# Task 10: Graph Convolutional Networks

Assume we have a graph $G$
- $V$ is the vertex set
- $\mathbf{A}$ is the adjacency matrix(assume binary)
- $\mathbf{X} \in \mathbb{R}^{m |V|}$is a matrix of node features
- $v$ is a node in $V$ and $\mathrm{N}(v)$ is the set of neighbors of $v$.


## A Single GNN layer

A single GNN layer consists of the following 3 steps:
- **Message computation**. Each node will create a message which will be sent to other nodes later. 

$$\mathbf{m}_u^{(l)}=\text{MSG}^{(l)}\left(\mathbf{h}_u^{(l-1)}\right)$$

Where $h_u^{(l-1)}$ is the embedding/features for input nodes. $m_u^{(l)}$ is the message created for layer $l$.
- **Aggregation**. Each node will aggregate the message from its' neighbors.

- **Nonlinear Transformation**.  Perfrom nonlinear transformation on message or aggregation to add expressiveness.

$$\mathbf{h}_v^{(l)} = \text{AGG}^{(l)}\left(\{\mathbf{m}_u^{(l)},u\in N(v)\}\right)$$

The issue in the above message aggregation process is that information from node $v$ itself **could get lost**. Because $\mathbf{h}_v^{(l)}$ does not diretly depend on $\mathbf{h}_v^{(l-1)}$.

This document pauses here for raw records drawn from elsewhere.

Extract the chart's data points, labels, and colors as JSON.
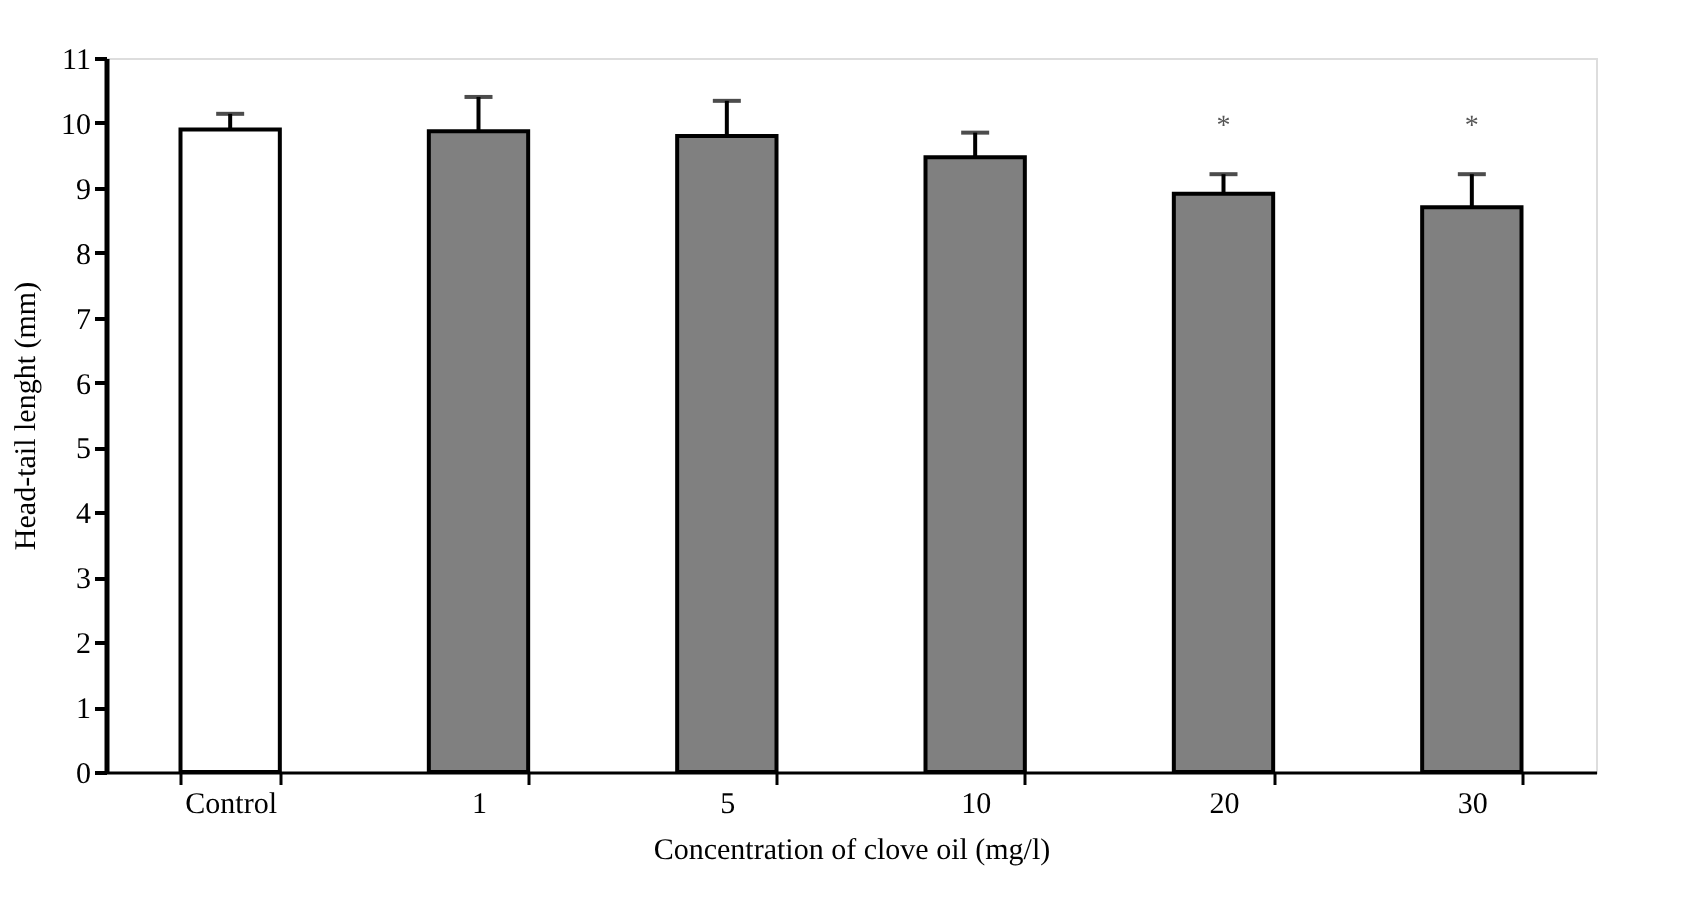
{
  "chart_data": {
    "type": "bar",
    "xlabel": "Concentration of clove oil (mg/l)",
    "ylabel": "Head-tail lenght (mm)",
    "categories": [
      "Control",
      "1",
      "5",
      "10",
      "20",
      "30"
    ],
    "values": [
      9.9,
      9.87,
      9.8,
      9.47,
      8.91,
      8.7
    ],
    "colors": [
      "#ffffff",
      "#808080",
      "#808080",
      "#808080",
      "#808080",
      "#808080"
    ],
    "errors": [
      [
        9.9,
        10.14
      ],
      [
        9.87,
        10.4
      ],
      [
        9.8,
        10.34
      ],
      [
        9.47,
        9.85
      ],
      [
        8.91,
        9.21
      ],
      [
        8.7,
        9.21
      ]
    ],
    "ylim": [
      0,
      11
    ],
    "yticks": [
      0,
      1,
      2,
      3,
      4,
      5,
      6,
      7,
      8,
      9,
      10,
      11
    ],
    "annotations": [
      {
        "text": "*",
        "x": "20",
        "y": 9.21
      },
      {
        "text": "*",
        "x": "30",
        "y": 9.21
      }
    ],
    "grid": false
  }
}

To address the issue, we first include message computation for the $\mathbf{h}_v^{(l-1)}$. As such, the message compuation has two components:

$$\mathbf{m}_u^{(l)}=\mathbf{W}^{(l)}\left(\mathbf{h}_u^{(l-1)}\right)\tag{1}\label{eq:message1}$$

$$\mathbf{m}_v^{(l)}=\mathbf{B}^{(l)}\left(\mathbf{h}_u^{(l-1)}\right)\tag{2}\label{eq:message2}$$

Then for the aggregation step, we further aggregate the message from node $v$ itself via **concatenation** or **summation**


$$\mathbf{h}_v^{(l)} = \text{CONCAT}\left(\text{AGG}^{(l)}\left(\{\mathbf{m}_u^{(l)},u\in N(v)\}\right), \mathbf{m}_v^{(l)} \right)\tag{3}\label{eq:aggregation}$$

## GCN

For Graph Convolutional Networks (GCN), the message commputation and aggregation are as follows:

- **Message Computation**. GCN assumes the existence of self-edges. In such a case,  information from node $v$ itself is caputured in $\mathbf{m}_u^{(l)}$. In addition, Normalized by node degree is applied.

    $$\mathbf{m}_u^{(l)}= \frac{1}{|\mathrm{N}(v)|}\mathbf{W}^{(l)} h_u^{(l-1)}$$

    

- **Aggregation**. the aggregation function $\text{AGG}^{(l)}$ for GCN is $\text{Sum}$

    $$\mathbf{h}_v^{(l)} = \sigma\left(\text{Sum}\left(\{\mathbf{m}_u^{(l)},u\in N(v)\}\right) \right)$$

   

## References

\[1\][CS224W: Machine Learning with Graphs](http://web.stanford.edu/class/cs224w/)  
\[2\][A General Perspective on Graph Neural Networks Slides. Stanford CS224W: Machine Learning with Graphs | 2023](http://web.stanford.edu/class/cs224w/slides/05-GNN2.pdf)